Since the majority of the district’s budget is in personnel, we are carefully reviewing all vacancies prior to hiring,” said Julie Boyle, executive director of communication. “Our Budget and Program Evaluation and Boundary Advisory Committees will review the budget and enrollment reports, look for efficiencies, and make recommendations. We will either have to reallocate funds or make cuts to manage this year’s shortfall.”
The loss was somewhat offset by an increase at the Lawrence Virtual School of 264 students. The district will also use a declining provision for state funding that allows it to soften the budget decline this year, using averages of three years of enrollment numbers.
These drops in enrollment are a statewide phenomenon. The Kansas Association of School Boards reports that enrollment in public schools this year dropped by 15,667 students for a decline of about 3 percent. Enrollment in accredited private schools declined at about the same rate.

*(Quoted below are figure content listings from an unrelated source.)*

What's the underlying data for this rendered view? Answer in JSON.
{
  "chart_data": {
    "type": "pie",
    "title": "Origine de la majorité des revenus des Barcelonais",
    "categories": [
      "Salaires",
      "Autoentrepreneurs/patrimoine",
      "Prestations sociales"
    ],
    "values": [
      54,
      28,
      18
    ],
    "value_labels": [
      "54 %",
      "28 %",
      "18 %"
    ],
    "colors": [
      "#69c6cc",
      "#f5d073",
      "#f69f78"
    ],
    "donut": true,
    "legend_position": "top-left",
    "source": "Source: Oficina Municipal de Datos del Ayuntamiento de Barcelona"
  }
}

“These numbers indicate that most of the unexpected decline in enrollment was among the youngest students,” according to a blog post by Mark Tallman, executive director of advocacy at KASB. “Kindergarten and preschool students are not required to attend school, and parents may have the most health concerns about the youngest children. For many of these students, it may not be so much ‘dropping out’ of school as simply not starting as planned. That may indicate that most of these students will return next year if the COVID pandemic is considered under control.”
High school in enrollment stayed steady with LHS gaining 26 students for a total of 1,582 students while Free State declined by 34 student to 1,844.